Financial Media Relations Myths and Shifts

Why Investor Relations Officers are Hesitant about Publicity

Corporate investor relations officers (IROs) spend much of their time in conversations with very smart analysts and investors probing for insights that will help them decide whether to buy, sell or hold the company’s stock. To most public relations and communications professionals, that sounds intense. But you know what is more nerve-wracking for many IROs? Media relations.

That was apparent from the audience questions at a well-attended breakout session about media relations at the recent National Investor Relations Institute (NIRI) Annual Conference. Undoubtedly, many of the questions came from relative newcomers, the majority of whom now have a financial rather than communications background. But even among veteran IROs, uncertainty about media relations is common. Here are answers to some frequently asked questions from IROs about media relations, based on the NIRI session.

Why should I care about media relations?

Media coverage can be an amplifier for your investor messages and your business offering. A story or mention in the Wall Street Journal or on CNBC, for example, can help you reach investors that your core efforts aren’t reaching, or be a reminder to those who are familiar with your company but have not invested. Public companies are going to attract media attention whether they want it or not, so you should take charge of the process. Cultivating relationships with reporters when the news is good can pay dividends should a more complicated or negative event arise. Even in routine coverage, reporters who have been educated about your company are less likely to make mistakes.

Isn’t it risky?

Just as when you and your CEO talk with investors, there is a risk-reward tradeoff. In media relations, there are steps you can take to minimize the risk. Some media opportunities may not be worth the investment of a lot of time. Others definitely will be worth your while.

What about local media?

Don’t be too quick to dismiss the value of local media coverage. Companies tend to have an investor base, analyst following, customers, suppliers and, of course, employees in their hometown, so stories (like this one) can have a positive effect. Plus, with social media and search engines, local stories are readily discoverable by a much broader audience. Furthermore, local stories can sometimes help pave the way to national media coverage by uncovering story angles you hadn’t considered or serving as validation of an idea for a story by a national reporter.

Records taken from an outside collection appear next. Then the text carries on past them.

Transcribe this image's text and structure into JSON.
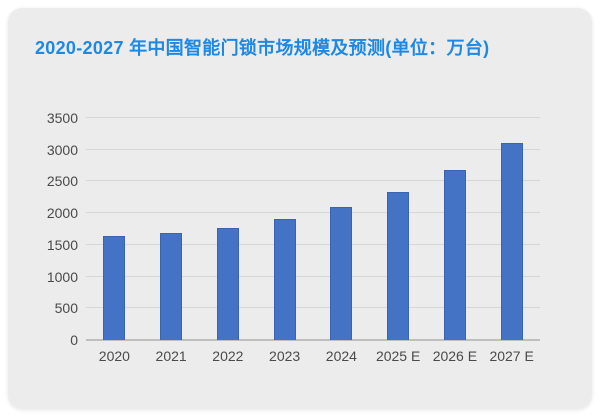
{
  "page": {
    "background": "#ffffff",
    "card_background": "#ececec"
  },
  "header": {
    "title": "2020-2027 年中国智能门锁市场规模及预测(单位：万台)",
    "title_color": "#1e88e5"
  },
  "chart_data": {
    "type": "bar",
    "title": "2020-2027 年中国智能门锁市场规模及预测(单位：万台)",
    "unit": "万台",
    "categories": [
      "2020",
      "2021",
      "2022",
      "2023",
      "2024",
      "2025 E",
      "2026 E",
      "2027 E"
    ],
    "values": [
      1640,
      1695,
      1760,
      1905,
      2090,
      2340,
      2680,
      3100
    ],
    "xlabel": "",
    "ylabel": "",
    "ylim": [
      0,
      3500
    ],
    "yticks": [
      0,
      500,
      1000,
      1500,
      2000,
      2500,
      3000,
      3500
    ],
    "grid": true,
    "legend_position": "none",
    "bar_color": "#4472c4",
    "bar_border_color": "#2e5496",
    "gridline_color": "#d6d6d6",
    "axis_line_color": "#bfbfbf",
    "tick_label_color": "#4a4a4a"
  }
}
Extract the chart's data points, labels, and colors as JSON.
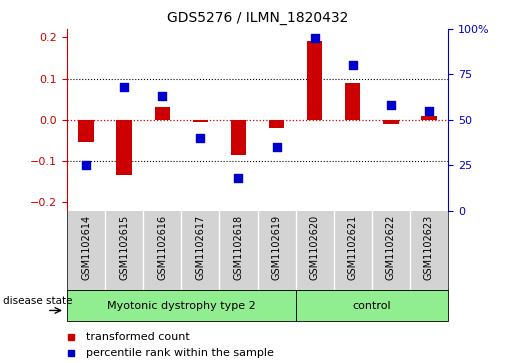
{
  "title": "GDS5276 / ILMN_1820432",
  "samples": [
    "GSM1102614",
    "GSM1102615",
    "GSM1102616",
    "GSM1102617",
    "GSM1102618",
    "GSM1102619",
    "GSM1102620",
    "GSM1102621",
    "GSM1102622",
    "GSM1102623"
  ],
  "red_values": [
    -0.055,
    -0.135,
    0.03,
    -0.005,
    -0.085,
    -0.02,
    0.19,
    0.09,
    -0.01,
    0.01
  ],
  "blue_values": [
    25,
    68,
    63,
    40,
    18,
    35,
    95,
    80,
    58,
    55
  ],
  "group1_samples": 6,
  "group2_samples": 4,
  "group1_label": "Myotonic dystrophy type 2",
  "group2_label": "control",
  "group_color": "#90EE90",
  "sample_bg_color": "#D3D3D3",
  "ylim_left": [
    -0.22,
    0.22
  ],
  "ylim_right": [
    0,
    100
  ],
  "yticks_left": [
    -0.2,
    -0.1,
    0.0,
    0.1,
    0.2
  ],
  "yticks_right": [
    0,
    25,
    50,
    75,
    100
  ],
  "yticklabels_right": [
    "0",
    "25",
    "50",
    "75",
    "100%"
  ],
  "hlines_dotted": [
    -0.1,
    0.1
  ],
  "hline_red": 0.0,
  "red_color": "#CC0000",
  "blue_color": "#0000CC",
  "bar_width": 0.4,
  "dot_size": 35,
  "legend_red": "transformed count",
  "legend_blue": "percentile rank within the sample",
  "disease_state_label": "disease state",
  "title_fontsize": 10,
  "tick_fontsize": 8,
  "label_fontsize": 7,
  "legend_fontsize": 8
}
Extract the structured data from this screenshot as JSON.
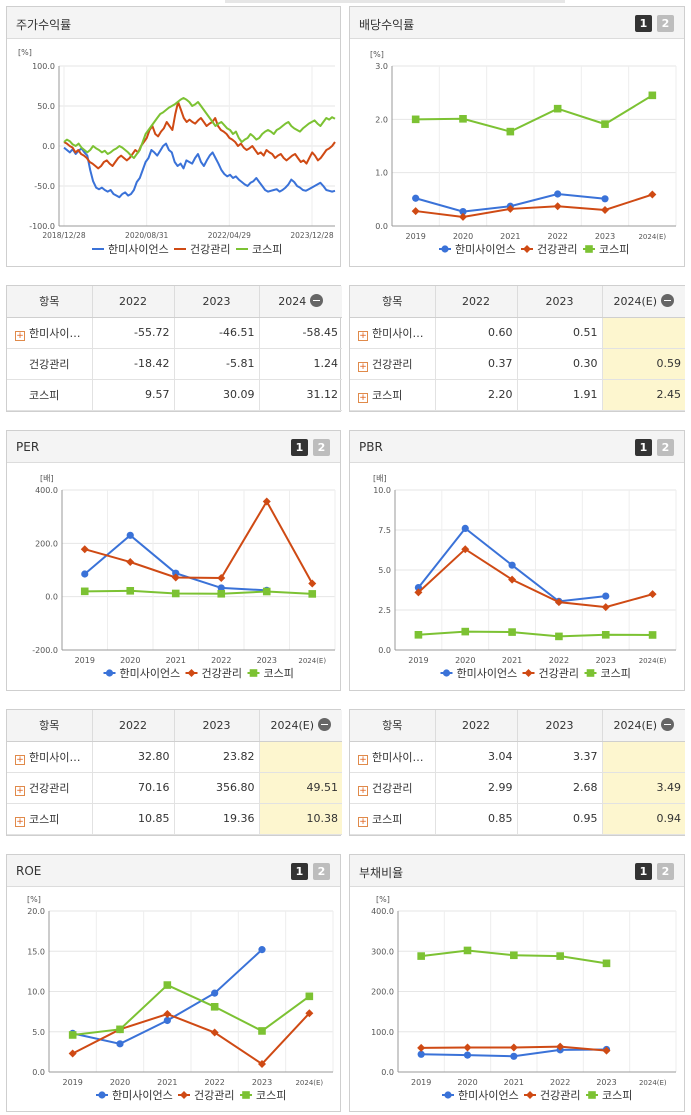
{
  "panels": {
    "stock": {
      "title": "주가수익률"
    },
    "dividend": {
      "title": "배당수익률",
      "pages": [
        "1",
        "2"
      ]
    },
    "per": {
      "title": "PER",
      "pages": [
        "1",
        "2"
      ]
    },
    "pbr": {
      "title": "PBR",
      "pages": [
        "1",
        "2"
      ]
    },
    "roe": {
      "title": "ROE",
      "pages": [
        "1",
        "2"
      ]
    },
    "debt": {
      "title": "부채비율",
      "pages": [
        "1",
        "2"
      ]
    }
  },
  "colors": {
    "hanmi": "#3a72d8",
    "health": "#cf4a14",
    "kospi": "#7cc233"
  },
  "chart_data": [
    {
      "id": "stock",
      "type": "line",
      "title": "주가수익률",
      "ylabel": "[%]",
      "ylim": [
        -100,
        100
      ],
      "yticks": [
        "100.0",
        "50.0",
        "0.0",
        "-50.0",
        "-100.0"
      ],
      "xticks": [
        "2018/12/28",
        "2020/08/31",
        "2022/04/29",
        "2023/12/28"
      ],
      "series": [
        {
          "name": "한미사이언스",
          "color": "#3a72d8",
          "values": [
            -2,
            -5,
            -8,
            -4,
            -10,
            -6,
            -3,
            -8,
            -12,
            -30,
            -44,
            -52,
            -54,
            -52,
            -55,
            -57,
            -55,
            -60,
            -62,
            -64,
            -60,
            -58,
            -62,
            -60,
            -55,
            -45,
            -40,
            -30,
            -20,
            -15,
            -5,
            -8,
            -12,
            -6,
            0,
            3,
            -5,
            -8,
            -20,
            -25,
            -22,
            -28,
            -18,
            -20,
            -22,
            -15,
            -10,
            -20,
            -25,
            -18,
            -12,
            -8,
            -15,
            -22,
            -30,
            -35,
            -38,
            -36,
            -40,
            -38,
            -42,
            -45,
            -48,
            -50,
            -46,
            -44,
            -40,
            -45,
            -50,
            -55,
            -57,
            -56,
            -55,
            -54,
            -57,
            -55,
            -52,
            -48,
            -42,
            -45,
            -50,
            -52,
            -55,
            -56,
            -54,
            -52,
            -50,
            -48,
            -46,
            -50,
            -55,
            -56,
            -57,
            -56
          ]
        },
        {
          "name": "건강관리",
          "color": "#cf4a14",
          "values": [
            5,
            3,
            0,
            -2,
            -8,
            -5,
            -10,
            -12,
            -15,
            -20,
            -22,
            -25,
            -28,
            -25,
            -20,
            -18,
            -22,
            -25,
            -20,
            -15,
            -12,
            -15,
            -18,
            -15,
            -10,
            -5,
            -8,
            0,
            5,
            10,
            20,
            25,
            15,
            12,
            18,
            22,
            30,
            25,
            20,
            40,
            55,
            45,
            35,
            30,
            33,
            30,
            28,
            32,
            35,
            30,
            25,
            28,
            30,
            35,
            25,
            20,
            18,
            15,
            10,
            8,
            5,
            0,
            3,
            -2,
            -5,
            -3,
            0,
            -5,
            -10,
            -8,
            -12,
            -5,
            -8,
            -10,
            -15,
            -12,
            -10,
            -15,
            -18,
            -15,
            -12,
            -10,
            -15,
            -20,
            -18,
            -22,
            -15,
            -8,
            -12,
            -18,
            -15,
            -10,
            -5,
            -3,
            0,
            5
          ]
        },
        {
          "name": "코스피",
          "color": "#7cc233",
          "values": [
            5,
            8,
            6,
            2,
            0,
            3,
            -2,
            -5,
            -8,
            -5,
            0,
            -3,
            -5,
            -8,
            -6,
            -10,
            -8,
            -5,
            -3,
            0,
            -2,
            -5,
            -8,
            -12,
            -15,
            -10,
            -5,
            5,
            15,
            20,
            25,
            30,
            35,
            40,
            42,
            45,
            48,
            50,
            52,
            55,
            58,
            60,
            58,
            55,
            50,
            52,
            55,
            50,
            45,
            40,
            35,
            30,
            25,
            28,
            30,
            26,
            22,
            20,
            15,
            18,
            10,
            5,
            8,
            10,
            15,
            12,
            8,
            10,
            15,
            18,
            20,
            18,
            15,
            20,
            22,
            25,
            28,
            30,
            25,
            22,
            20,
            18,
            22,
            25,
            28,
            30,
            32,
            28,
            25,
            30,
            35,
            33,
            36,
            34
          ]
        }
      ]
    },
    {
      "id": "dividend",
      "type": "line",
      "title": "배당수익률",
      "ylabel": "[%]",
      "ylim": [
        0,
        3
      ],
      "yticks": [
        "3.0",
        "2.0",
        "1.0",
        "0.0"
      ],
      "categories": [
        "2019",
        "2020",
        "2021",
        "2022",
        "2023",
        "2024(E)"
      ],
      "series": [
        {
          "name": "한미사이언스",
          "color": "#3a72d8",
          "values": [
            0.52,
            0.27,
            0.37,
            0.6,
            0.51,
            null
          ]
        },
        {
          "name": "건강관리",
          "color": "#cf4a14",
          "values": [
            0.28,
            0.17,
            0.32,
            0.37,
            0.3,
            0.59
          ]
        },
        {
          "name": "코스피",
          "color": "#7cc233",
          "values": [
            2.0,
            2.01,
            1.77,
            2.2,
            1.91,
            2.45
          ]
        }
      ]
    },
    {
      "id": "per",
      "type": "line",
      "title": "PER",
      "ylabel": "[배]",
      "ylim": [
        -200,
        400
      ],
      "yticks": [
        "400.0",
        "200.0",
        "0.0",
        "-200.0"
      ],
      "categories": [
        "2019",
        "2020",
        "2021",
        "2022",
        "2023",
        "2024(E)"
      ],
      "series": [
        {
          "name": "한미사이언스",
          "color": "#3a72d8",
          "values": [
            85,
            230,
            88,
            32.8,
            23.82,
            null
          ]
        },
        {
          "name": "건강관리",
          "color": "#cf4a14",
          "values": [
            178,
            130,
            72,
            70.16,
            356.8,
            49.51
          ]
        },
        {
          "name": "코스피",
          "color": "#7cc233",
          "values": [
            20,
            22,
            12,
            10.85,
            19.36,
            10.38
          ]
        }
      ]
    },
    {
      "id": "pbr",
      "type": "line",
      "title": "PBR",
      "ylabel": "[배]",
      "ylim": [
        0,
        10
      ],
      "yticks": [
        "10.0",
        "7.5",
        "5.0",
        "2.5",
        "0.0"
      ],
      "categories": [
        "2019",
        "2020",
        "2021",
        "2022",
        "2023",
        "2024(E)"
      ],
      "series": [
        {
          "name": "한미사이언스",
          "color": "#3a72d8",
          "values": [
            3.9,
            7.6,
            5.3,
            3.04,
            3.37,
            null
          ]
        },
        {
          "name": "건강관리",
          "color": "#cf4a14",
          "values": [
            3.6,
            6.3,
            4.4,
            2.99,
            2.68,
            3.49
          ]
        },
        {
          "name": "코스피",
          "color": "#7cc233",
          "values": [
            0.95,
            1.15,
            1.12,
            0.85,
            0.95,
            0.94
          ]
        }
      ]
    },
    {
      "id": "roe",
      "type": "line",
      "title": "ROE",
      "ylabel": "[%]",
      "ylim": [
        0,
        20
      ],
      "yticks": [
        "20.0",
        "15.0",
        "10.0",
        "5.0",
        "0.0"
      ],
      "categories": [
        "2019",
        "2020",
        "2021",
        "2022",
        "2023",
        "2024(E)"
      ],
      "series": [
        {
          "name": "한미사이언스",
          "color": "#3a72d8",
          "values": [
            4.8,
            3.5,
            6.4,
            9.8,
            15.2,
            null
          ]
        },
        {
          "name": "건강관리",
          "color": "#cf4a14",
          "values": [
            2.3,
            5.3,
            7.2,
            4.9,
            1.0,
            7.3
          ]
        },
        {
          "name": "코스피",
          "color": "#7cc233",
          "values": [
            4.6,
            5.3,
            10.8,
            8.1,
            5.1,
            9.4
          ]
        }
      ]
    },
    {
      "id": "debt",
      "type": "line",
      "title": "부채비율",
      "ylabel": "[%]",
      "ylim": [
        0,
        400
      ],
      "yticks": [
        "400.0",
        "300.0",
        "200.0",
        "100.0",
        "0.0"
      ],
      "categories": [
        "2019",
        "2020",
        "2021",
        "2022",
        "2023",
        "2024(E)"
      ],
      "series": [
        {
          "name": "한미사이언스",
          "color": "#3a72d8",
          "values": [
            44,
            42,
            39,
            55,
            56,
            null
          ]
        },
        {
          "name": "건강관리",
          "color": "#cf4a14",
          "values": [
            60,
            61,
            61,
            63,
            53,
            null
          ]
        },
        {
          "name": "코스피",
          "color": "#7cc233",
          "values": [
            288,
            302,
            290,
            288,
            270,
            null
          ]
        }
      ]
    }
  ],
  "tables": {
    "stock": {
      "headers": [
        "항목",
        "2022",
        "2023",
        "2024"
      ],
      "rows": [
        {
          "name": "한미사이…",
          "plus": true,
          "values": [
            "-55.72",
            "-46.51",
            "-58.45"
          ]
        },
        {
          "name": "건강관리",
          "plus": false,
          "values": [
            "-18.42",
            "-5.81",
            "1.24"
          ]
        },
        {
          "name": "코스피",
          "plus": false,
          "values": [
            "9.57",
            "30.09",
            "31.12"
          ]
        }
      ]
    },
    "dividend": {
      "headers": [
        "항목",
        "2022",
        "2023",
        "2024(E)"
      ],
      "rows": [
        {
          "name": "한미사이…",
          "plus": true,
          "values": [
            "0.60",
            "0.51",
            ""
          ]
        },
        {
          "name": "건강관리",
          "plus": true,
          "values": [
            "0.37",
            "0.30",
            "0.59"
          ]
        },
        {
          "name": "코스피",
          "plus": true,
          "values": [
            "2.20",
            "1.91",
            "2.45"
          ]
        }
      ]
    },
    "per": {
      "headers": [
        "항목",
        "2022",
        "2023",
        "2024(E)"
      ],
      "rows": [
        {
          "name": "한미사이…",
          "plus": true,
          "values": [
            "32.80",
            "23.82",
            ""
          ]
        },
        {
          "name": "건강관리",
          "plus": true,
          "values": [
            "70.16",
            "356.80",
            "49.51"
          ]
        },
        {
          "name": "코스피",
          "plus": true,
          "values": [
            "10.85",
            "19.36",
            "10.38"
          ]
        }
      ]
    },
    "pbr": {
      "headers": [
        "항목",
        "2022",
        "2023",
        "2024(E)"
      ],
      "rows": [
        {
          "name": "한미사이…",
          "plus": true,
          "values": [
            "3.04",
            "3.37",
            ""
          ]
        },
        {
          "name": "건강관리",
          "plus": true,
          "values": [
            "2.99",
            "2.68",
            "3.49"
          ]
        },
        {
          "name": "코스피",
          "plus": true,
          "values": [
            "0.85",
            "0.95",
            "0.94"
          ]
        }
      ]
    }
  }
}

With all the online financial media out there today, is it easier to get coverage than it used to be?

No question, the business media landscape has definitely shifted. While there is far more financial media coverage than ever before, much of it is not amenable to media relations. Financial news sites like Yahoo Finance, MarketWatch and Business Insider are primarily news aggregators; they produce a limited amount of original content. Motley Fool and Seeking Alpha are popular investor sites, but their writers don’t conduct interviews with companies and generally don’t want to be pitched. Meanwhile, traditional business media still represent the highest-quality opportunities, but with declining advertising and subscription revenues squeezing their resources, and with more companies than ever seeking coverage, the bar is high.

Don’t reporters tend to have an anti-business bias?

There may have been some truth to that in days gone by, but it is pretty much an urban myth today, particularly among business reporters. What is sometimes perceived as anti-business bias is more likely misunderstanding, ignorance or just good reporting on a company’s bad news. Effective media relations can be a good counterweight to all of these.

Why won’t reporters let me review their story before it is published?

Just as with sell-side analysts, that is how media preserve their independence. Wouldn’t you put less credence in a story if you knew it had been pre-approved by the subject? However, that said, most reporters will agree to review their notes with you after an interview to check facts and quotations. They don’t like errors, either.

Should we hold off pursuing publicity until our stock price improves?

Assuming management has disclosed that it expects improved results and assuming some of your analysts and investors believe the company deserves a higher valuation, no, do not hold off. Now is the time. Financial media outlets like Barron’s and the CNBC’s “Mad Money with Jim Cramer” are all about making good stock recommendations. Once your stock price has run up, they will probably not be interested.

 

Okay, I see the potential, but media relations still seems risky. How do I reduce the risk?

Talk with your corporate communications counterpart inside the company or with an outside consulting firm that has experience in both investor relations and media relations. They can help shape a strategy and develop a plan to get coverage and minimize the risk.